Dans l'industrie alimentaire, la quinine (un alcaloïde) est généralement acceptée comme norme pour la sensation d'amertume. Le seuil de détection du chlorhydrate de quinine est d'environ 10 ppm (parties par million). La quinine est utilisée dans l'industrie alimentaire comme additif dans les boissons, telles que les boissons gazeuses qui ont également des attributs sucrés/acidulés/tangres. L'amertume associée à d'autres solutions gustatives pourrait produire des sensations gustatives rafraîchissantes (modulation du goût) dans ces boissons, ce qui confirme son action modulatrice.
Le thé, le café et le chocolat sont des mélanges de saveurs complexes qui contiennent de nombreux composés phytochimiques amers. La théobromine, un alcaloïde que l'on trouve principalement dans le cacao, contribue à son amertume. La caféine, un autre composé amer, est modérément amère à des concentrations de 150 à 200 ppm dans l'eau. Elle est ajoutée aux boissons au cola et à d'autres produits alimentaires jusqu'à des concentrations de 200 ppm en tant qu'agent aromatique, souvent dérivé du café vert au cours du processus de décaféination. Cependant, le goût fort de l'amertume dans le café et l'astringence ne sont pas seulement dus à la caféine, mais sont également influencés par les acides phénoliques et sont extrêmement liés au profil de torréfaction.
Il est important de noter que la capacité à détecter de très faibles concentrations de saveurs amères et salées a tendance à diminuer avec l'âge. En revanche, la perception des saveurs sucrées et acides peut rester relativement stable au fil du temps. Pour les évaluateurs sensoriels de l'industrie du café, le maintien des compétences exige une approche disciplinée et une répétition constante, parallèlement à leurs connaissances et aux critères d'évaluation du café. Cette pratique continue garantit que leurs évaluations restent précises et fiables malgré tout changement dans la perception sensorielle.
Références :
La science et la complexité du goût amer par Adam Drewnowski, Ph.D. Nutrition Reviews, Vol. 59, No. 6 163. Juin 2001:163-169.
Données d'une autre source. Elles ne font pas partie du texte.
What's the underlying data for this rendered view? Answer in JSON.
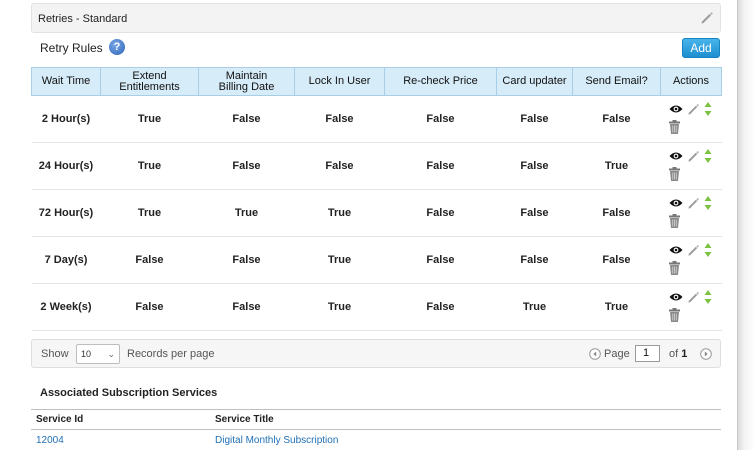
{
  "panel": {
    "title": "Retries - Standard",
    "edit_icon": "pencil-icon"
  },
  "retry_rules": {
    "label": "Retry Rules",
    "help_icon": "question-circle-icon",
    "help_glyph": "?",
    "add_label": "Add",
    "columns": [
      {
        "line1": "Wait Time",
        "line2": ""
      },
      {
        "line1": "Extend",
        "line2": "Entitlements"
      },
      {
        "line1": "Maintain",
        "line2": "Billing Date"
      },
      {
        "line1": "Lock In User",
        "line2": ""
      },
      {
        "line1": "Re-check Price",
        "line2": ""
      },
      {
        "line1": "Card updater",
        "line2": ""
      },
      {
        "line1": "Send Email?",
        "line2": ""
      },
      {
        "line1": "Actions",
        "line2": ""
      }
    ],
    "rows": [
      {
        "wait": "2 Hour(s)",
        "extend": "True",
        "maintain": "False",
        "lock": "False",
        "recheck": "False",
        "card": "False",
        "email": "False"
      },
      {
        "wait": "24 Hour(s)",
        "extend": "True",
        "maintain": "False",
        "lock": "False",
        "recheck": "False",
        "card": "False",
        "email": "True"
      },
      {
        "wait": "72 Hour(s)",
        "extend": "True",
        "maintain": "True",
        "lock": "True",
        "recheck": "False",
        "card": "False",
        "email": "False"
      },
      {
        "wait": "7 Day(s)",
        "extend": "False",
        "maintain": "False",
        "lock": "True",
        "recheck": "False",
        "card": "False",
        "email": "False"
      },
      {
        "wait": "2 Week(s)",
        "extend": "False",
        "maintain": "False",
        "lock": "True",
        "recheck": "False",
        "card": "True",
        "email": "True"
      }
    ],
    "row_actions": [
      "eye-icon",
      "pencil-icon",
      "sort-icon",
      "trash-icon"
    ]
  },
  "pager": {
    "show_label": "Show",
    "per_page": "10",
    "records_label": "Records per page",
    "page_label": "Page",
    "page_value": "1",
    "of_label": "of",
    "total_pages": "1"
  },
  "associated": {
    "title": "Associated Subscription Services",
    "columns": [
      "Service Id",
      "Service Title"
    ],
    "rows": [
      {
        "id": "12004",
        "title": "Digital Monthly Subscription"
      }
    ]
  },
  "colors": {
    "header_bg": "#d6ecf8",
    "add_button": "#2a9ee0",
    "link": "#1f6fb5"
  }
}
Chimie alimentaire de Fennema. Chapitre 11 : Arômes. Cinquième édition. CRC Press. 2017
Variations du gène TAS2R38 chez les étudiants du Hubei. Xiaojun Wang et autres.Hereditas volume 159, numéro d'article : 46. 2022
Analyse du polymorphisme génétique des récepteurs du goût amer TAS2R38 et TAS2R46, et de sa relation avec les habitudes alimentaires et la consommation d'alcool chez les sujets japonais ToMMo. J Nutr Sci Vitaminol (Tokyo). 2023 ; 69(5):347-356.